Doing more than the token gesture

This week is on Jeremiah 34:8-17:
The word came to Jeremiah from the Lord after King Zedekiah had made a covenant with all the people in Jerusalem to proclaim freedom for the slaves. Everyone was to free their Hebrew slaves, both male and female; no one was to hold a fellow Hebrew in bondage. So all the officials and people who entered into this covenant agreed that they would free their male and female slaves and no longer hold them in bondage. They agreed, and set them free. But afterward they changed their minds and took back the slaves they had freed and enslaved them again.

Then the word of the Lord came to Jeremiah: “This is what the Lord, the God of Israel, says: I made a covenant with your ancestors when I brought them out of Egypt, out of the land of slavery. I said, ‘Every seventh year each of you must free any fellow Hebrews who have sold themselves to you. After they have served you six years, you must let them go free.’ Your ancestors, however, did not listen to me or pay attention to me. Recently you repented and did what is right in my sight: Each of you proclaimed freedom to your own people. You even made a covenant before me in the house that bears my Name. But now you have turned around and profaned my name; each of you has taken back the male and female slaves you had set free to go where they wished. You have forced them to become your slaves again.

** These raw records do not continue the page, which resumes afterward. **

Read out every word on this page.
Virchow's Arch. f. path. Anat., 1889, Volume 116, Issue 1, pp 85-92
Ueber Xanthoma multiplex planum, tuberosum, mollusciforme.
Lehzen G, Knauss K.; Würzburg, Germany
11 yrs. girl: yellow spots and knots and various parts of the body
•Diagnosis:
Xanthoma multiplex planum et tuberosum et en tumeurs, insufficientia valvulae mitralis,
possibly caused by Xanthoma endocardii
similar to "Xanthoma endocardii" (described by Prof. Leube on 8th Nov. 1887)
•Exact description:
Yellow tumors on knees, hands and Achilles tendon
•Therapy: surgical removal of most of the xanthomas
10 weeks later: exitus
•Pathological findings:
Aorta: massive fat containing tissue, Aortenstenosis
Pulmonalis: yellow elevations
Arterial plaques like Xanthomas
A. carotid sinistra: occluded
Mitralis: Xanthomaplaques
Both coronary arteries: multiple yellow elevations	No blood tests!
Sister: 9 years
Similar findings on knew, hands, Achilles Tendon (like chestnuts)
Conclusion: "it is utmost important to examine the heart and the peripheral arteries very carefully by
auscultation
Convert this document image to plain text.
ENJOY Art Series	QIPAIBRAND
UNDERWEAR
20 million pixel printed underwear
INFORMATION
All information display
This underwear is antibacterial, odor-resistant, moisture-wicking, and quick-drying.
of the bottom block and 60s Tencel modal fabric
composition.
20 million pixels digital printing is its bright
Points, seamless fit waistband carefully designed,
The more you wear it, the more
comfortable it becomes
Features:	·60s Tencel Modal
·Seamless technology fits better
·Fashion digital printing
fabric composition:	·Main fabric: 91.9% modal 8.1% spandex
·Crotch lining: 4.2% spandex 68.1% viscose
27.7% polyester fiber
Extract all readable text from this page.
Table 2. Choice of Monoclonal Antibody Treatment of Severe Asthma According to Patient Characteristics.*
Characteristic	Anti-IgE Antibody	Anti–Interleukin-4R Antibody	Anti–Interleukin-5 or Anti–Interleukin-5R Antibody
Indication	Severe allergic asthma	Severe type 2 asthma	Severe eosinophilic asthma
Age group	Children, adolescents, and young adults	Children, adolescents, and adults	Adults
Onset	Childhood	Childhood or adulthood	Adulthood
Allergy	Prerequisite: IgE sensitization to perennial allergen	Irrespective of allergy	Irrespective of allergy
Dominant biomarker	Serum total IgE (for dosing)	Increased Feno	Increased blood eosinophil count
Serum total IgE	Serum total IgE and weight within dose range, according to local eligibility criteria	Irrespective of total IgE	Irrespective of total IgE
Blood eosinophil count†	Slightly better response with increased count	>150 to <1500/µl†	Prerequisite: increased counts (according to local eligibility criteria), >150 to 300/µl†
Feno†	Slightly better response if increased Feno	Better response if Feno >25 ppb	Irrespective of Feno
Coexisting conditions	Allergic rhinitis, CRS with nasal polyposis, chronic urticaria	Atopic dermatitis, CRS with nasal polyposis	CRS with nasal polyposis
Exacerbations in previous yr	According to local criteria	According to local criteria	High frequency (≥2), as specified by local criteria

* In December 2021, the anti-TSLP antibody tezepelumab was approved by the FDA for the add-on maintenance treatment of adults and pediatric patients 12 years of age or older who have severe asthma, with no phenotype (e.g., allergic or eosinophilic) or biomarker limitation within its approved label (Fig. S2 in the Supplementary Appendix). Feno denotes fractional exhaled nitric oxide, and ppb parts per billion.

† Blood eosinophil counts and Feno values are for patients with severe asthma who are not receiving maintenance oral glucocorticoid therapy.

“Therefore this is what the Lord says: You have not obeyed me; you have not proclaimed freedom to your own people. So I now proclaim ‘freedom’ for you, declares the Lord—‘freedom’ to fall by the sword, plague and famine. I will make you abhorrent to all the kingdoms of the earth.

These verses struck me because at first they seemed to describe people doing the right thing. God asked people to free their slaves, and they did it. It's a feel good headline. But then when the fuss died down, the same people went back and enslaved the slaves they'd just set free.

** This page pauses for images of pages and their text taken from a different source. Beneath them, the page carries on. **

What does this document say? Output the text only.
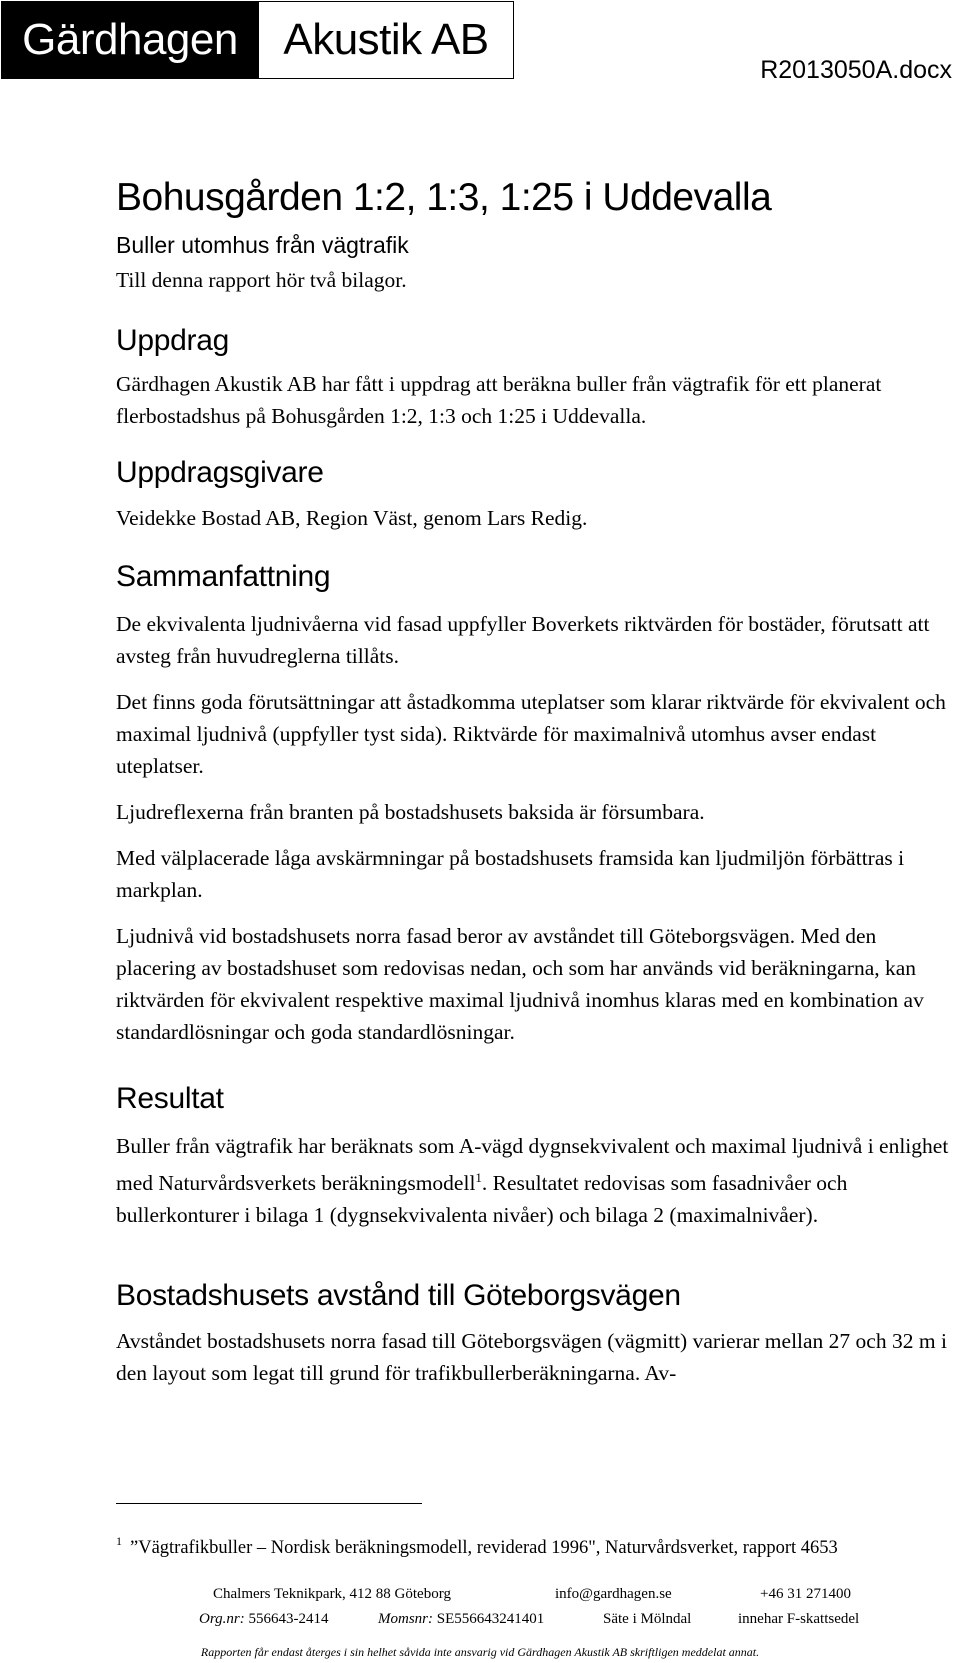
Gärdhagen	Akustik AB
R2013050A.docx
Bohusgården 1:2, 1:3, 1:25 i Uddevalla
Buller utomhus från vägtrafik

Till denna rapport hör två bilagor.

Uppdrag

Gärdhagen Akustik AB har fått i uppdrag att beräkna buller från vägtrafik för ett planerat flerbostadshus på Bohusgården 1:2, 1:3 och 1:25 i Uddevalla.

Uppdragsgivare

Veidekke Bostad AB, Region Väst, genom Lars Redig.

Sammanfattning

De ekvivalenta ljudnivåerna vid fasad uppfyller Boverkets riktvärden för bostäder, förutsatt att avsteg från huvudreglerna tillåts.

Det finns goda förutsättningar att åstadkomma uteplatser som klarar riktvärde för ekvivalent och maximal ljudnivå (uppfyller tyst sida). Riktvärde för maximalnivå utomhus avser endast uteplatser.

Ljudreflexerna från branten på bostadshusets baksida är försumbara.

Med välplacerade låga avskärmningar på bostadshusets framsida kan ljudmiljön förbättras i markplan.

Ljudnivå vid bostadshusets norra fasad beror av avståndet till Göteborgsvägen. Med den placering av bostadshuset som redovisas nedan, och som har används vid beräkningarna, kan riktvärden för ekvivalent respektive maximal ljudnivå inomhus klaras med en kombination av standardlösningar och goda standardlösningar.

Resultat

Buller från vägtrafik har beräknats som A-vägd dygnsekvivalent och maximal ljudnivå i enlighet med Naturvårdsverkets beräkningsmodell$^1$. Resultatet redovisas som fasadnivåer och bullerkonturer i bilaga 1 (dygnsekvivalenta nivåer) och bilaga 2 (maximalnivåer).

Bostadshusets avstånd till Göteborgsvägen

Avståndet bostadshusets norra fasad till Göteborgsvägen (vägmitt) varierar mellan 27 och 32 m i den layout som legat till grund för trafikbullerberäkningarna. Av-

$^1$ ”Vägtrafikbuller – Nordisk beräkningsmodell, reviderad 1996", Naturvårdsverket, rapport 4653
Chalmers Teknikpark, 412 88 Göteborg	info@gardhagen.se	+46 31 271400
Org.nr: 556643-2414	Momsnr: SE556643241401	Säte i Mölndal	innehar F-skattsedel
Rapporten får endast återges i sin helhet såvida inte ansvarig vid Gärdhagen Akustik AB skriftligen meddelat annat.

God spoke through Jeremiah to tell them that he saw what they did. They made a show of doing the right thing, but then when they thought he wasn't looking they went back to their old ways. They brought a curse on themselves! Why bother doing the right thing if you're just doing it to get God off of your back? Is God so easily fooled? Can we just dabble in obedience for a season and then go back to how we were?

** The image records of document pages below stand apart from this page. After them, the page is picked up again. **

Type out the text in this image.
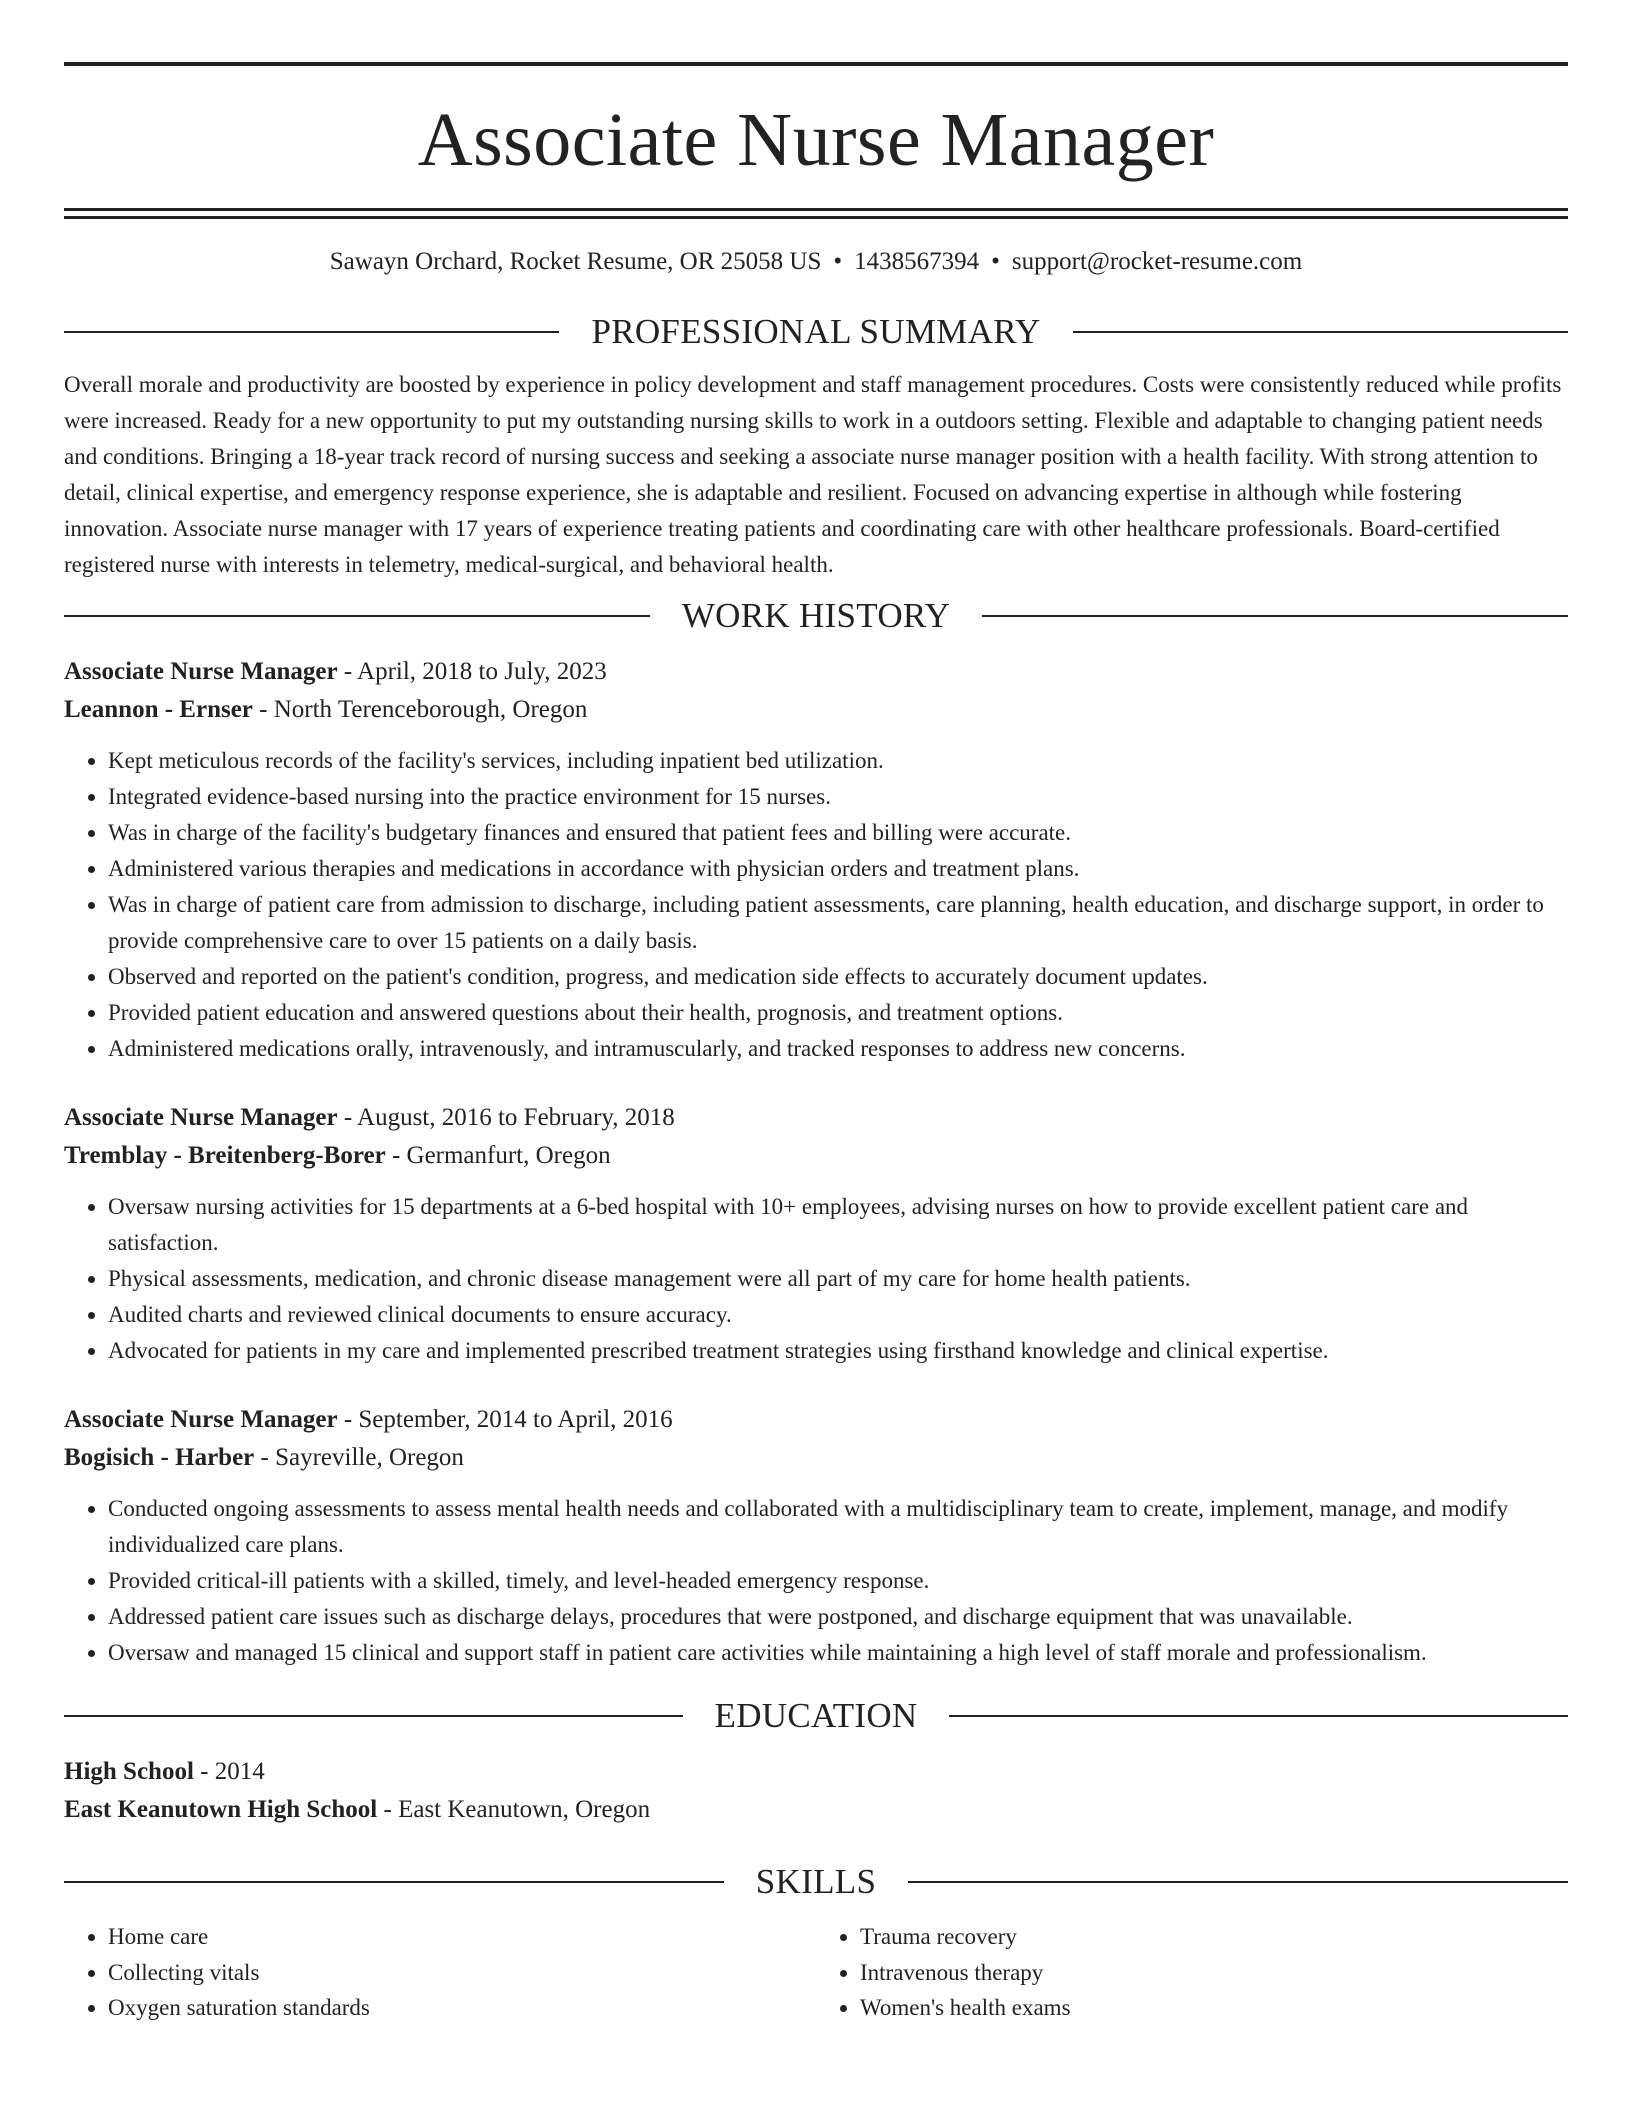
Associate Nurse Manager
Sawayn Orchard, Rocket Resume, OR 25058 US • 1438567394 • support@rocket-resume.com
PROFESSIONAL SUMMARY

Overall morale and productivity are boosted by experience in policy development and staff management procedures. Costs were consistently reduced while profits were increased. Ready for a new opportunity to put my outstanding nursing skills to work in a outdoors setting. Flexible and adaptable to changing patient needs and conditions. Bringing a 18-year track record of nursing success and seeking a associate nurse manager position with a health facility. With strong attention to detail, clinical expertise, and emergency response experience, she is adaptable and resilient. Focused on advancing expertise in although while fostering innovation. Associate nurse manager with 17 years of experience treating patients and coordinating care with other healthcare professionals. Board-certified registered nurse with interests in telemetry, medical-surgical, and behavioral health.

WORK HISTORY

Associate Nurse Manager - April, 2018 to July, 2023

Leannon - Ernser - North Terenceborough, Oregon

• Kept meticulous records of the facility's services, including inpatient bed utilization.
• Integrated evidence-based nursing into the practice environment for 15 nurses.
• Was in charge of the facility's budgetary finances and ensured that patient fees and billing were accurate.
• Administered various therapies and medications in accordance with physician orders and treatment plans.
• Was in charge of patient care from admission to discharge, including patient assessments, care planning, health education, and discharge support, in order to provide comprehensive care to over 15 patients on a daily basis.
• Observed and reported on the patient's condition, progress, and medication side effects to accurately document updates.
• Provided patient education and answered questions about their health, prognosis, and treatment options.
• Administered medications orally, intravenously, and intramuscularly, and tracked responses to address new concerns.

Associate Nurse Manager - August, 2016 to February, 2018

Tremblay - Breitenberg-Borer - Germanfurt, Oregon

• Oversaw nursing activities for 15 departments at a 6-bed hospital with 10+ employees, advising nurses on how to provide excellent patient care and satisfaction.
• Physical assessments, medication, and chronic disease management were all part of my care for home health patients.
• Audited charts and reviewed clinical documents to ensure accuracy.
• Advocated for patients in my care and implemented prescribed treatment strategies using firsthand knowledge and clinical expertise.

Associate Nurse Manager - September, 2014 to April, 2016

Bogisich - Harber - Sayreville, Oregon

• Conducted ongoing assessments to assess mental health needs and collaborated with a multidisciplinary team to create, implement, manage, and modify individualized care plans.
• Provided critical-ill patients with a skilled, timely, and level-headed emergency response.
• Addressed patient care issues such as discharge delays, procedures that were postponed, and discharge equipment that was unavailable.
• Oversaw and managed 15 clinical and support staff in patient care activities while maintaining a high level of staff morale and professionalism.
EDUCATION

High School - 2014

East Keanutown High School - East Keanutown, Oregon

SKILLS
• Home care
• Collecting vitals
• Oxygen saturation standards
• Trauma recovery
• Intravenous therapy
• Women's health exams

What if God was like that with us? What if we repented and changed our ways and he forgave us, for a season, and then went back to holding us to the debt we owed him? Would that covenant be worthwhile? Would it be worth dedicating our lives to God if he was that fickle or shrewd?

God withdrew his grace from the Israelites when they withdrew the freedom they'd proclaimed to their slaves. Just as the slaves were now only "free" to be oppressed by their Israelite masters, God made it so that the Israelites were "free" to be dominated by nature, their neighbors, and the elements -- the very things they'd previously been free from.

If God asks us to do something, we need to take it seriously. It's not something he's looking for a token effort on. He wants obedience. If he wants us to forgive others and set them free, we should do it. If he wants devotion, we should be devoted fully, not just for an altar call. An act of superficial obedience isn't the same as being wholly dedicated. The Israelites dabbled in doing the right thing but God wants us to take it seriously. His devotion to us isn't just a token gesture. We should strive to match his dedication to us.